Brown the beef in a large skillet.  You may need to cook 1 lb at a time if you’re limited on space or burners.

Mix beef and all 3 sauces together and set aside.

While the beef is cooking, get the water boiling for the noodles.  I recommend putting a little oil in the water to prevent the noodles from sticking–especially if your pan isn’t large enough to let the noodles swim around on their own.  Drain the noodles and rinse with cold water–time to start the assembly party!

Start with a layer of meat sauce, then noodles, sprinkle ricotta, then parmesan, then romano (sparingly, each), then mozzarella (generously).  Layer noodles, sauce, cheeses until you’re almost to the top.

Cover with foil and bake for 1 hr at 350° F.

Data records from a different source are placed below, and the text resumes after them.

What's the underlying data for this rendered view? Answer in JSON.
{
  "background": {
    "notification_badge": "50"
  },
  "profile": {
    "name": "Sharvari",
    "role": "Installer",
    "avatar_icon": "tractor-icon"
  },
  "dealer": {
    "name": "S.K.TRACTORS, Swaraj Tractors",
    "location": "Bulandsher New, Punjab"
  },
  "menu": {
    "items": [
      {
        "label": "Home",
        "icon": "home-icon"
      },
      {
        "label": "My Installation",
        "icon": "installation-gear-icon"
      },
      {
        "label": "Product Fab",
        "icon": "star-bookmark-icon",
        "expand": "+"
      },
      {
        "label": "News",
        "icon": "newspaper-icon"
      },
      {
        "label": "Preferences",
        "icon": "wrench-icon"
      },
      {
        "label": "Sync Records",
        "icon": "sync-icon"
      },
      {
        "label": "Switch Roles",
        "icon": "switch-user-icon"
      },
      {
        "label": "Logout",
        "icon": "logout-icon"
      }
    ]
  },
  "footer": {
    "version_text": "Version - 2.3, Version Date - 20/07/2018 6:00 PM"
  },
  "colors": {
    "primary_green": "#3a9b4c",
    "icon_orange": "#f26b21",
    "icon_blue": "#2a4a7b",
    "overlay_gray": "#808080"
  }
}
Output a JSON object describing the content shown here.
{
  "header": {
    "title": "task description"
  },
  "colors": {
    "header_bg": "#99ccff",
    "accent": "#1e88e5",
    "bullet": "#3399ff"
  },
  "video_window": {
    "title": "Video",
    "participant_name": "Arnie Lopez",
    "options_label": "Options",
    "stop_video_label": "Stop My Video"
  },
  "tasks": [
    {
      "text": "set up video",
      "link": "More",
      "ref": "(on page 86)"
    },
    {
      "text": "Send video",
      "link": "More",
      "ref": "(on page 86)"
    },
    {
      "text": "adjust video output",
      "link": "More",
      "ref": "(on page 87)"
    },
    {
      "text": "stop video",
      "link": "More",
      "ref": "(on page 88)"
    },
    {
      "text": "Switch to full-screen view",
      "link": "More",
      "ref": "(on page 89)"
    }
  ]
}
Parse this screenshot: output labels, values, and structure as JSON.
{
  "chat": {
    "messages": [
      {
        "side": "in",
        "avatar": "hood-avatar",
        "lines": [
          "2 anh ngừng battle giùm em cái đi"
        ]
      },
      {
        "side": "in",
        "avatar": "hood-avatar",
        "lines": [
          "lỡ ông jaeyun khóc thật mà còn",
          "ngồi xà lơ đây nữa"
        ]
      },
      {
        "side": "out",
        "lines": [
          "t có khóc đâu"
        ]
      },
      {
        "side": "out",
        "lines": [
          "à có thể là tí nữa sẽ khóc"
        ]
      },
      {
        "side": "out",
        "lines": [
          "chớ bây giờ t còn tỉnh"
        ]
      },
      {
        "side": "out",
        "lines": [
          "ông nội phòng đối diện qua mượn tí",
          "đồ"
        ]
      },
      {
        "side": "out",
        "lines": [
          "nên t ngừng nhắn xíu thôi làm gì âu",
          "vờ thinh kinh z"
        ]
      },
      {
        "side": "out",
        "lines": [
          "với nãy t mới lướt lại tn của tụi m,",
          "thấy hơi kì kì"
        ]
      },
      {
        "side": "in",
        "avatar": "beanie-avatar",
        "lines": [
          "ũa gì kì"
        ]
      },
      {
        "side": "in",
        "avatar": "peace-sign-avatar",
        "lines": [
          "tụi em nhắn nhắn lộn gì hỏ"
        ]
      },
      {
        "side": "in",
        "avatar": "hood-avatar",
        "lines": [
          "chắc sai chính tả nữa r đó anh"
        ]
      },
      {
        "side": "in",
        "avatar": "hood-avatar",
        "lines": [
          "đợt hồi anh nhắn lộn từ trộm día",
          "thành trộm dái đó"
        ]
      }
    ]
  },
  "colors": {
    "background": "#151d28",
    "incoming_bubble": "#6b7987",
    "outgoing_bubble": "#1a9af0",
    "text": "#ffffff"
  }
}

Remove from the oven and let sit for about 10 minutes–bake your garlic bread in the mean time.  When the bread is done, serve the lasagna and enjoy!**

*These cheeses have a very strong flavor profile and can easily be over-used.  Especially Ricotta.  If you’re leery of using Ricotta, it’s okay to sub cottage cheese for a milder flavor (but I don’t like it =P)

**This meal is quite dense in the way of carbs and fat.  I would recommend serving it as a SIDE DISH to a nice full house salad.  It freezes well and reheats even better so it’s fabulous to have left-overs.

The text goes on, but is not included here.